Mr Harding after leaving the palace, walked slowly for an hour or so beneath the shady elms of the close, and then betook himself to his daughter's house. He had at any rate made up his mind that he would go out to Plumstead to consult Dr Grantly, and that he would in the first instance tell Eleanor what had occurred.

And now he was doomed to undergo another misery. Mr Slope had forestalled him at the widow's house. He had called there on the preceding afternoon. He could not, he had said, deny himself the pleasure of telling Mrs Bold that her father was about to return to the pretty house at Hiram's hospital. He had been instructed by the bishop to inform Mr Harding that the appointment would now be made at once. The bishop was of course only too happy to be able to be the means of restoring to Mr Harding the preferment which he had so long adorned. And then by degrees Mr Slope had introduced the subject of the pretty school which he had hoped before long to see attached to the hospital. He had quite fascinated Mrs Bold by his description of this picturesque, useful, and charitable appendage, and she had gone so far as to say that she had no doubt her father would approve, and that she herself would gladly undertake a class.

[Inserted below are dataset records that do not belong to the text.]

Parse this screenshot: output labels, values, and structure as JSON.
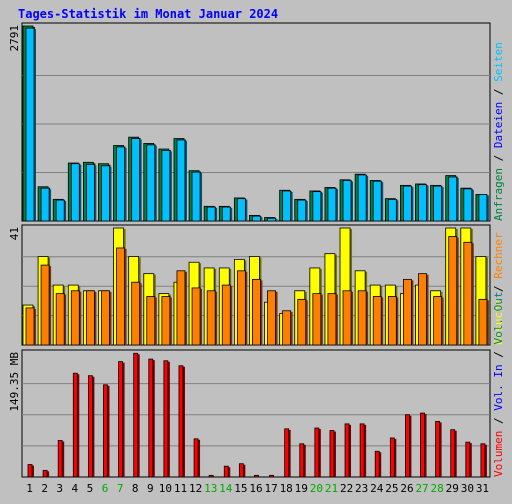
{
  "title": "Tages-Statistik im Monat Januar 2024",
  "colors": {
    "background": "#c0c0c0",
    "title": "#0000ff",
    "hits": "#008040",
    "files": "#00c0ff",
    "pages": "#00e0ff",
    "visits": "#ffff00",
    "sites": "#ff8000",
    "volume": "#ff0000",
    "vol_in": "#0000ff",
    "vol_out": "#008080",
    "weekend_label": "#00aa00",
    "day_label": "#000000"
  },
  "chart_data": [
    {
      "type": "bar",
      "title": "",
      "ylabel_max": "2791",
      "ylim": [
        0,
        2791
      ],
      "legend": [
        {
          "text": "Anfragen",
          "color": "#008040"
        },
        {
          "text": "Dateien",
          "color": "#0000ff"
        },
        {
          "text": "Seiten",
          "color": "#00c0ff"
        }
      ],
      "categories": [
        "1",
        "2",
        "3",
        "4",
        "5",
        "6",
        "7",
        "8",
        "9",
        "10",
        "11",
        "12",
        "13",
        "14",
        "15",
        "16",
        "17",
        "18",
        "19",
        "20",
        "21",
        "22",
        "23",
        "24",
        "25",
        "26",
        "27",
        "28",
        "29",
        "30",
        "31"
      ],
      "series": [
        {
          "name": "Anfragen",
          "values": [
            2791,
            490,
            310,
            830,
            840,
            820,
            1080,
            1200,
            1110,
            1030,
            1180,
            720,
            210,
            210,
            330,
            80,
            50,
            440,
            310,
            430,
            480,
            590,
            670,
            580,
            320,
            510,
            530,
            510,
            650,
            470,
            380
          ]
        },
        {
          "name": "Dateien",
          "values": [
            2760,
            470,
            300,
            820,
            810,
            790,
            1060,
            1180,
            1090,
            1010,
            1160,
            700,
            200,
            200,
            320,
            70,
            40,
            430,
            300,
            420,
            470,
            580,
            660,
            570,
            310,
            500,
            520,
            500,
            630,
            460,
            380
          ]
        }
      ]
    },
    {
      "type": "bar",
      "title": "",
      "ylabel_max": "41",
      "ylim": [
        0,
        41
      ],
      "legend": [
        {
          "text": "Besuche",
          "color": "#ffff00"
        },
        {
          "text": "Rechner",
          "color": "#ff8000"
        }
      ],
      "categories": [
        "1",
        "2",
        "3",
        "4",
        "5",
        "6",
        "7",
        "8",
        "9",
        "10",
        "11",
        "12",
        "13",
        "14",
        "15",
        "16",
        "17",
        "18",
        "19",
        "20",
        "21",
        "22",
        "23",
        "24",
        "25",
        "26",
        "27",
        "28",
        "29",
        "30",
        "31"
      ],
      "series": [
        {
          "name": "Besuche",
          "values": [
            14,
            31,
            21,
            21,
            19,
            19,
            41,
            31,
            25,
            18,
            22,
            29,
            27,
            27,
            30,
            31,
            15,
            11,
            19,
            27,
            32,
            41,
            26,
            21,
            21,
            18,
            21,
            19,
            41,
            41,
            31
          ]
        },
        {
          "name": "Rechner",
          "values": [
            13,
            28,
            18,
            19,
            19,
            19,
            34,
            22,
            17,
            17,
            26,
            20,
            19,
            21,
            26,
            23,
            19,
            12,
            16,
            18,
            18,
            19,
            19,
            17,
            17,
            23,
            25,
            17,
            38,
            36,
            16
          ]
        }
      ]
    },
    {
      "type": "bar",
      "title": "",
      "ylabel_max": "149.35 MB",
      "ylim": [
        0,
        149.35
      ],
      "legend": [
        {
          "text": "Volumen",
          "color": "#ff0000"
        },
        {
          "text": "Vol. In",
          "color": "#0000ff"
        },
        {
          "text": "Vol. Out",
          "color": "#008080"
        }
      ],
      "categories": [
        "1",
        "2",
        "3",
        "4",
        "5",
        "6",
        "7",
        "8",
        "9",
        "10",
        "11",
        "12",
        "13",
        "14",
        "15",
        "16",
        "17",
        "18",
        "19",
        "20",
        "21",
        "22",
        "23",
        "24",
        "25",
        "26",
        "27",
        "28",
        "29",
        "30",
        "31"
      ],
      "series": [
        {
          "name": "Volumen",
          "values": [
            15,
            8,
            44,
            125,
            122,
            111,
            139,
            149,
            142,
            140,
            134,
            46,
            2,
            13,
            16,
            2,
            2,
            58,
            40,
            59,
            56,
            64,
            64,
            31,
            47,
            75,
            77,
            67,
            57,
            42,
            40
          ]
        }
      ]
    }
  ],
  "weekend_days": [
    "6",
    "7",
    "13",
    "14",
    "20",
    "21",
    "27",
    "28"
  ]
}
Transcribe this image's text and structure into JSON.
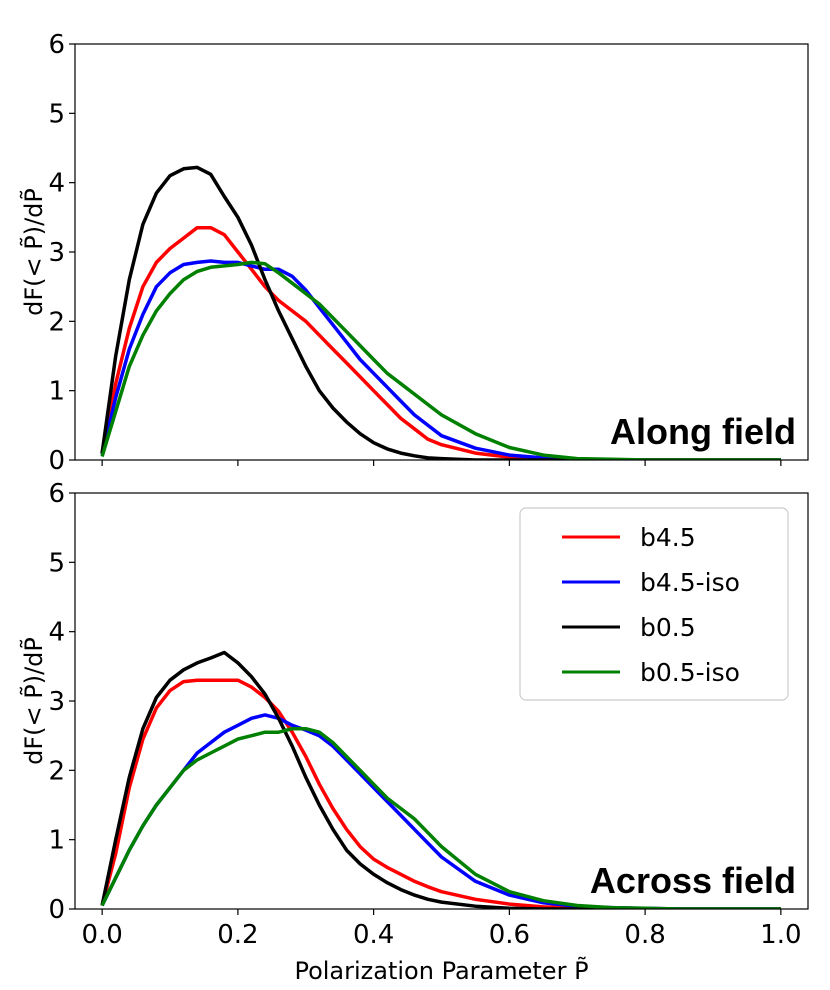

Anyone who had heard the entirely different tone, and seen the entirely different manner in which Mr Slope had spoken of this projected institution to the daughter and to the father, would not have failed to own that Mr Slope was a man of genius. He said nothing to Mrs Bold about the hospital sermons and services, nothing about the exclusion of the old men from the cathedral, nothing about dilapidation and painting, nothing about carting away the rubbish. Eleanor had said to herself that certainly she did not like Mr Slope personally, but that he was a very active, zealous, clergyman, and would no doubt be useful in Barchester. All this paved the way for much additional misery to Mr Harding.